The quieter passions really do require quiet, largely because of the protean efforts of concentration that the best of culture can produce. Regardless of his odious politics, about which I can discourse at length, Ezra Pound's
Cantos represent - at their best - a work of art with which one must grapple. This is not accomplished in the press and noise of modern society. How, then, should great music be treated differently?
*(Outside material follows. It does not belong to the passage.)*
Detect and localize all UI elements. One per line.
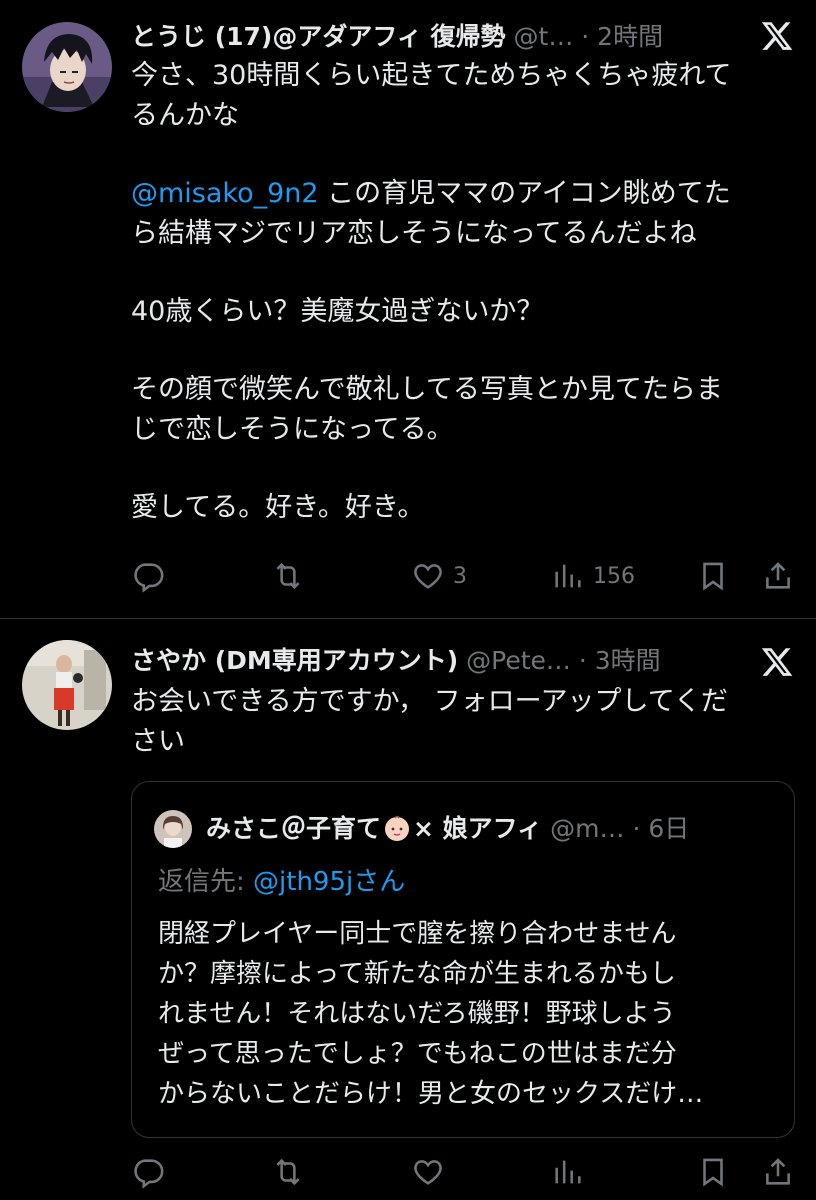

Why, more to the point, should we treat great music differently? If I shouldn't be expected to wrestle with, say, Canto 79 in the midst of a crowd, then why should Bach's Prelude and Fugue in C sharp, BWV 848, require less concentration? The obvious answer is that is shouldn't. The force of intellect required to crack a dense poem and Bach's music really isn't all that different in the final analysis. The difference, of course, is that literature isn't wallpaper and music is. Real silence is rare these days, even in libraries - where sedulous law students labor away at Fed. R. Civ. Pro. 26 and secured transactions - there is a proliferation of iPods and the like.
When music becomes a commonplace, then treating it like a commonplace isn't that big of a deal. No one expects mighty feats of cogitation over lightbulbs and television sets, largely because they're assumed parts of daily life. Music is, more and more, something that you have around so you aren't bothered by silence.
The one bulwark against this dismal tide is, of course, the concert hall and the opera house. Like a liturgy, the rituals surrounding these activities protect against profanation. When one feels the need to put on a coat and tie, to be prompt, to be still, the atmosphere is conducive to contemplation of the materials presented. Or sleep. Assuming prices for reasonably good seats at the CSO is roughly representative, an eighty-dollar nap in a necktie seems excessive, but I'm not going to judge them. It might be bourgeois to take such things so seriously, but these are things that deserve to be taken seriously.
It might not be cool to hold the opinion that serious music requires a certain baseline level of seriousness, but making classical music hip is roughly equivalent to making Latin grammar hip. Youths are as likely to consider Mahler's
Kindertotenlieder cool as they are to get excited about the dative of agent and its use with the passive periphrastic. Not very, especially if they want a non-miserable high-school experience. The point is that some things should be held aloof from the ebb and flow of popularity and common standards. It's like a video I once saw showing how the "loudness war" really did its damage: if there is no good culture, then there is no bad culture. We get a greyish
mélange of mediocrity, which is only good enough to be spread about indiscriminately.
Oh, wait. There, as the man says, it is.